# Forum > Gaming > Roleplaying Games > D&D 5e/Next > Optimization Polymorph targets for tight spaces

## 2097

I've got a level 8 character attuned to a "wand of polymorph self" (a wand that can only cast polymorph on your self); what are some good beasts to use on your self in more claustrophobic areas where a t-rex might struggle?

----------


## Mastikator

Of the large size category the highest CR is 4, Giant Coral Snake from Ghosts of Saltmarch. Next is the Giant Scorpion from the monster manual which is CR 3.

Sorry, nothing large or smaller can compete with a t-rex.

Edit- If we limit ourselves to medium then it's the Deinonychus from MPMM. Which is CR 1.

But you can always polymorph enemies into bunnies.

Effective use of self-polymorph requires lots of space.

----------


## stoutstien

Not explicitly spelled out in the stat block but a giant octopus should work in small spaces.

----------


## Samayu

Its best use at that time, is probably in non-combat situations, or maybe to get you out of combat. What's the creature with the highest speed, and enough HP to last an extra round?

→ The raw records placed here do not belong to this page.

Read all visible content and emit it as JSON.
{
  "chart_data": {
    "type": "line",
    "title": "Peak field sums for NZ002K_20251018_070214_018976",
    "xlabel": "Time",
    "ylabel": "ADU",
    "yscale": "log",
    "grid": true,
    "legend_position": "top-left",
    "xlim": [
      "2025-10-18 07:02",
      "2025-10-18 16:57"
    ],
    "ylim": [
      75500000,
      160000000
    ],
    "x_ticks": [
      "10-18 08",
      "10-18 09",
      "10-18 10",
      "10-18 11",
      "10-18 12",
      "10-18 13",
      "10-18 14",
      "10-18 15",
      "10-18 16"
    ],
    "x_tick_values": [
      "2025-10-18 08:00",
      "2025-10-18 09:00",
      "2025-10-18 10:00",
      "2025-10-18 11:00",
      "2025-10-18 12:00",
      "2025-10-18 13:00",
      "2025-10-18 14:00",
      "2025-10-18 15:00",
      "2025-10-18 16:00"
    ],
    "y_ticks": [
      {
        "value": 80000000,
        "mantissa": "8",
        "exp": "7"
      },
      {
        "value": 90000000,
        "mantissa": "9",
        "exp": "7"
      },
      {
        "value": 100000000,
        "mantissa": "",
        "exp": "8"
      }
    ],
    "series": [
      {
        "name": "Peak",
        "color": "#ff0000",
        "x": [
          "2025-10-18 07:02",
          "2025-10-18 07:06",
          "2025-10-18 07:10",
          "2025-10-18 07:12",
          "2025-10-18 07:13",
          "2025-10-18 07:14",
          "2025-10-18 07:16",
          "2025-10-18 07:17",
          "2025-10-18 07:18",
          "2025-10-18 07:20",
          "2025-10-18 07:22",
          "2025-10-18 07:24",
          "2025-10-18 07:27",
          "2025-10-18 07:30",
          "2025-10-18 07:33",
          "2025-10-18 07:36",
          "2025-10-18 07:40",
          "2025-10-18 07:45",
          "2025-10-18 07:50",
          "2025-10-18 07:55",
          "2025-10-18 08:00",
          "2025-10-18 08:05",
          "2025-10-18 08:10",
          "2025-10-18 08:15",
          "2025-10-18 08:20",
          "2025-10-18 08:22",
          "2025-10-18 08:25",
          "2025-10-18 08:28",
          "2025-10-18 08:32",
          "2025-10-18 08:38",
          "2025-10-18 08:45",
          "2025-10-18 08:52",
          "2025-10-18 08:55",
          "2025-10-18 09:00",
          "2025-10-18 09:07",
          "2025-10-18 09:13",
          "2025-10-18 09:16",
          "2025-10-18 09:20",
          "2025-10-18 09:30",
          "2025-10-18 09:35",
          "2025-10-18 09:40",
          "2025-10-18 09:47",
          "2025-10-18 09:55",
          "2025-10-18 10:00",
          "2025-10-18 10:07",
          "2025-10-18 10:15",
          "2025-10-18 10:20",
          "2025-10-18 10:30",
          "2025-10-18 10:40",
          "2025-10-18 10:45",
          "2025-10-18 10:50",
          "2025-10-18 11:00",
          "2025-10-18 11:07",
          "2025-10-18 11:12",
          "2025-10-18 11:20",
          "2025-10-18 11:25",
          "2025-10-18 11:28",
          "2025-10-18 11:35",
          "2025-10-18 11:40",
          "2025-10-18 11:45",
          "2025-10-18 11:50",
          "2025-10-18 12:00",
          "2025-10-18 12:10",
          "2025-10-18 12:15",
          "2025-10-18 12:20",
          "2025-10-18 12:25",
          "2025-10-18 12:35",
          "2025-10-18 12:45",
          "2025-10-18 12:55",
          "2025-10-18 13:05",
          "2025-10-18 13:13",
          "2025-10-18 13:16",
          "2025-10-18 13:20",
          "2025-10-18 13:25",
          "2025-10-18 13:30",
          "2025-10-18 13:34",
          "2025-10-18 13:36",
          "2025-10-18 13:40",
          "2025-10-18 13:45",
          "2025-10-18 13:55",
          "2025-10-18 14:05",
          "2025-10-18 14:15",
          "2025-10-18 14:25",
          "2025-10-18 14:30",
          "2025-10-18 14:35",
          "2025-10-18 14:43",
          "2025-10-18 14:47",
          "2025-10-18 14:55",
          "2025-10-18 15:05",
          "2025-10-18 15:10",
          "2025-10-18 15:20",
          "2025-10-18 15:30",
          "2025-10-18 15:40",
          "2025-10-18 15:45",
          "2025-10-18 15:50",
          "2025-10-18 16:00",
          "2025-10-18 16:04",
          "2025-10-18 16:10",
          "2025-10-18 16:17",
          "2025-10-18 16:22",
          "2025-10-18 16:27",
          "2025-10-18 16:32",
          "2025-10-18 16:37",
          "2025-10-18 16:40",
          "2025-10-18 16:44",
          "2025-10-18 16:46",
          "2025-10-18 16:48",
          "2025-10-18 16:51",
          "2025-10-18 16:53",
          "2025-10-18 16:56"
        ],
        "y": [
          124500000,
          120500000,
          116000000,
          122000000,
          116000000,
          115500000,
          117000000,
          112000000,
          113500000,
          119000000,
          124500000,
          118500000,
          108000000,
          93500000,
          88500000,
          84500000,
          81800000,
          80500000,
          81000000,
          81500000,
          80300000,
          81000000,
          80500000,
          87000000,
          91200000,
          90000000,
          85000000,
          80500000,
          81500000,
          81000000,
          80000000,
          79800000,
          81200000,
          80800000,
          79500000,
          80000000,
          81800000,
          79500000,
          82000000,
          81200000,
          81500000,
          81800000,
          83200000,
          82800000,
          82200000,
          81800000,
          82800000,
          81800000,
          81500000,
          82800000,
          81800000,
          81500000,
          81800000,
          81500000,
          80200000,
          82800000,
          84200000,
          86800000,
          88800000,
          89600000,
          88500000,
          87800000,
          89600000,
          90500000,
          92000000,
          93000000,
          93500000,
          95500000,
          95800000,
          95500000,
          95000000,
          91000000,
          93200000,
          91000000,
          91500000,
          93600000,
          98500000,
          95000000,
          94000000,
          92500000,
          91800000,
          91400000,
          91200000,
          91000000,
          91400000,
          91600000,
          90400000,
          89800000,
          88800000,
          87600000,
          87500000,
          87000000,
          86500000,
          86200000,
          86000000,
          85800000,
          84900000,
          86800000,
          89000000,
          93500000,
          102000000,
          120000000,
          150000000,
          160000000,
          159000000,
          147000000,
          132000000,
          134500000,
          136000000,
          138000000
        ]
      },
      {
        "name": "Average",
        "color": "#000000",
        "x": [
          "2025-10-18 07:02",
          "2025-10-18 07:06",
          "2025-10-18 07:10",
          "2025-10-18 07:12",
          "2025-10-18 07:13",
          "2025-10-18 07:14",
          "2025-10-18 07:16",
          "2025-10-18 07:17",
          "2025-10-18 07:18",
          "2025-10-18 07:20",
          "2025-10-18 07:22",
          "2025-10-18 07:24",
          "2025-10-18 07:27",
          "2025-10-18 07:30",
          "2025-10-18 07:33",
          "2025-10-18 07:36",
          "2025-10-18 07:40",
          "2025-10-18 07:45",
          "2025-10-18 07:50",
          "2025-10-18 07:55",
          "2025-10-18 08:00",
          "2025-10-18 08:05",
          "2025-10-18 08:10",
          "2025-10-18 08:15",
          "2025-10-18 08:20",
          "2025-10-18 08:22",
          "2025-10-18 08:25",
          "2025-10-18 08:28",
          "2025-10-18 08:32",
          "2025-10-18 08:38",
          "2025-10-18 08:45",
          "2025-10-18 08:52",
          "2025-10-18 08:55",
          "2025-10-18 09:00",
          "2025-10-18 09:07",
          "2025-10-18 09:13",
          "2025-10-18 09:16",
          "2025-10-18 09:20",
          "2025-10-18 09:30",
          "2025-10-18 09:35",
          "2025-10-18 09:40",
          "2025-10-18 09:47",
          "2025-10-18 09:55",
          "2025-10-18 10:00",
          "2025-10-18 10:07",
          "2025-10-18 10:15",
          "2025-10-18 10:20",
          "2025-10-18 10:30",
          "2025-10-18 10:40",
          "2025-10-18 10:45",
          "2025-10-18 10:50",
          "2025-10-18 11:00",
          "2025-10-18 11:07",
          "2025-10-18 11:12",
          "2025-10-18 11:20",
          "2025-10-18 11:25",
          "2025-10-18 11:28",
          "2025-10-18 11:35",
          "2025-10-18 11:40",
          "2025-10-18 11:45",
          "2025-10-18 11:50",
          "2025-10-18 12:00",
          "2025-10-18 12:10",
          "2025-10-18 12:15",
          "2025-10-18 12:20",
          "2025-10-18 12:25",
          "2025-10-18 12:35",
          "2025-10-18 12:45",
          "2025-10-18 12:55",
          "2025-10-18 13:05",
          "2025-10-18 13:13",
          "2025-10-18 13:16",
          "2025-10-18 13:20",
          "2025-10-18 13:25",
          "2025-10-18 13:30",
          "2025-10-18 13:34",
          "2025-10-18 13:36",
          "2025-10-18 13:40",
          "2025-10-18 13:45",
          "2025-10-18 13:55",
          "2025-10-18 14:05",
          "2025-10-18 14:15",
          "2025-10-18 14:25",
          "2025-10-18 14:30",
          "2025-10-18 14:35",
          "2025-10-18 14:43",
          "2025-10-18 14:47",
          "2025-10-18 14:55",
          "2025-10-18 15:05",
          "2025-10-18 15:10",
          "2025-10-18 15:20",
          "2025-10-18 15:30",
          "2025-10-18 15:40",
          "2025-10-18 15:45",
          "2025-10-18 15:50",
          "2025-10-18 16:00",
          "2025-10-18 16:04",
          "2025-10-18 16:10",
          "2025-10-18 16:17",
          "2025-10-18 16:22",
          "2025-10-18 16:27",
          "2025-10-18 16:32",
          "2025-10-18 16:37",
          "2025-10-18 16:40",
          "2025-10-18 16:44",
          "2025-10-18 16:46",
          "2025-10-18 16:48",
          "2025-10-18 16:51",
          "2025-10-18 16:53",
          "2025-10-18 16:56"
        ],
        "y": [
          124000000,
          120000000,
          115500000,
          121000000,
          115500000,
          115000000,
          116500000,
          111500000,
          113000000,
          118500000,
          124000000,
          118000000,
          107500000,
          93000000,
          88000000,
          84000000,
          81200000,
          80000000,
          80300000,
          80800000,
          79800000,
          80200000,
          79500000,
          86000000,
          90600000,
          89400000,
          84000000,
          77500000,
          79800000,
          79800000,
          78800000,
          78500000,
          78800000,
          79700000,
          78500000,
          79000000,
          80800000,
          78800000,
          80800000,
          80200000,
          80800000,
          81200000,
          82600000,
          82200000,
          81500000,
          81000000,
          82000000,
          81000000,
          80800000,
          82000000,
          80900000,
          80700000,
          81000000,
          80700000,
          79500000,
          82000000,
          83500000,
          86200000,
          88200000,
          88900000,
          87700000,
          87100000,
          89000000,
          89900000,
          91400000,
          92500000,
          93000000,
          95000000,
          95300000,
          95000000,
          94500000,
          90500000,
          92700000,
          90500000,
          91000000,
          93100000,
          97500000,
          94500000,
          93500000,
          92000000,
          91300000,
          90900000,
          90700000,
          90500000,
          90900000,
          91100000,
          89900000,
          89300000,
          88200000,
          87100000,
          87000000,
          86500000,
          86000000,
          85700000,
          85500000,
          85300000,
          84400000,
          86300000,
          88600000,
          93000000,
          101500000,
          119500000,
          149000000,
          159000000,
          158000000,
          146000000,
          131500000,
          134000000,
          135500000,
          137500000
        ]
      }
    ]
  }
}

Giant Eagle only has 26 hit points, but it has a fly speed of 80.

----------


## 5eNeedsDarksun

Swarm of Cranium Rats comes up when I search Beasts; we were looking the other night for Polymorphs that might work with a Summoned Steed to effectively twin.  It's CR5, but might be an 'ask your DM' thing.

----------


## 2097

[QUOTE=Mastikator;25658211]Of the large size category the highest CR is 4, Giant Coral Snake from Ghosts of Saltmarch. [/q]

Awesome! This campaign started as a GoS campaign ♥ 




> But you can always polymorph enemies into bunnies.


Ah but this wand can only target oneself, not an ally or enemy.

----------